The resulting album sounds slightly less poppy, slightly more arty than the first. The concept seems tighter, and each story seems to represent a different scene or idea more concretely. The band itself seems more grounded, too, which might be because Moyer and Savisky are more confident in what they're doing with the group.
"We kind of moved through this collection of musicians [who played with the band early on], and we began thinking about what Colonizing the Cosmos is, and I think at its core, you see Michael and I," says Moyer. "Because we're writing and recording all of the music — though we have brought in some different people to record with us. Then there's this collective of musicians, people we just run into and say, ‘Hey! Would you be interested in playing with us?'" (The band's live show, he says, will still include eight people, give or take.)

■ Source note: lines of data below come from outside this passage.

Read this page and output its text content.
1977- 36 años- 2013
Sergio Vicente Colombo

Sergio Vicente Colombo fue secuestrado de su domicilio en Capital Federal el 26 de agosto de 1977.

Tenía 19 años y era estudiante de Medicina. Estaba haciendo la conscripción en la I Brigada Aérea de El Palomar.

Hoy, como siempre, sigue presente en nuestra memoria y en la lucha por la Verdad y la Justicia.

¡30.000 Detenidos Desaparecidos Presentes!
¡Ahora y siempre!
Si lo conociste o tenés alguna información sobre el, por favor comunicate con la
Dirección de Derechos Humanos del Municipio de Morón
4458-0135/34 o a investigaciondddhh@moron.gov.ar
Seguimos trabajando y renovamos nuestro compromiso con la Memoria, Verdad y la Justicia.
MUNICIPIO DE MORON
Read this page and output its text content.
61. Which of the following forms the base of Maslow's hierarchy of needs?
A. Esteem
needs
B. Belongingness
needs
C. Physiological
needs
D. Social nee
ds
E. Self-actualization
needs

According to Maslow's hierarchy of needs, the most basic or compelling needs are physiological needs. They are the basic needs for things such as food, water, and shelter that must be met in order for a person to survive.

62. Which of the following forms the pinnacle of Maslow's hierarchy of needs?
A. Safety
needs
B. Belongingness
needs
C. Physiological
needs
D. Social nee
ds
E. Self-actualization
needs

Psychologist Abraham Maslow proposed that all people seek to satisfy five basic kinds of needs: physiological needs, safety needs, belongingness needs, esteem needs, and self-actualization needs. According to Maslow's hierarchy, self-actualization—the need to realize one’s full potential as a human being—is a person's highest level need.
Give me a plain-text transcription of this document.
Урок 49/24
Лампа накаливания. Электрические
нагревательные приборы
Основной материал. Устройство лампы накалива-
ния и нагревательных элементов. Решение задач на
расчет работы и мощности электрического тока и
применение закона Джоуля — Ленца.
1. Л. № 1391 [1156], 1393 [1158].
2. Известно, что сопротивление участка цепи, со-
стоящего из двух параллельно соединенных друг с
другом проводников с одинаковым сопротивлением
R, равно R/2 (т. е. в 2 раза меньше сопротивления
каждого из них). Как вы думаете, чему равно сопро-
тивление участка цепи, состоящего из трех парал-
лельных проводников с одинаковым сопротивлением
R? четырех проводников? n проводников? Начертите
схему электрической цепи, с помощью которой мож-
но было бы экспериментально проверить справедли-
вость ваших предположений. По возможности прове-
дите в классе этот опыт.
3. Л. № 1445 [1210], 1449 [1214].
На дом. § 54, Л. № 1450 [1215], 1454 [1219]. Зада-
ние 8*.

The pair is benefiting from sharing a space — they and their wives live in apartments in the same Shadyside house, which makes collaborating easier than it was early on, when they lived across town from one another.
Savisky and Moyer chose to set the House of War release show in an unconventional spot, in keeping with the band's general style. The show will take place in the performance hall at the Carnegie Library in Homewood — fitting, since it's also a book release.
"We pretty quickly narrowed down the possibilities to two or three, and where we settled was probably our number-one choice," says Moyer. "We thought a library was a good fit since the novel is involved with this project. We'd both been to the Homewood library before, and it's pretty spectacular."
"And [it goes] back to how we've always liked doing performances," says Savisky. "We want people to come to a new space and experience something a little bit different."
"I think there's been a common thread throughout with this band," adds Moyer, "a pretty strong theme of community. Having this release at the public library — it's kind of the cornerstone of community and access and free speech in the United States. It fit for all of those reasons."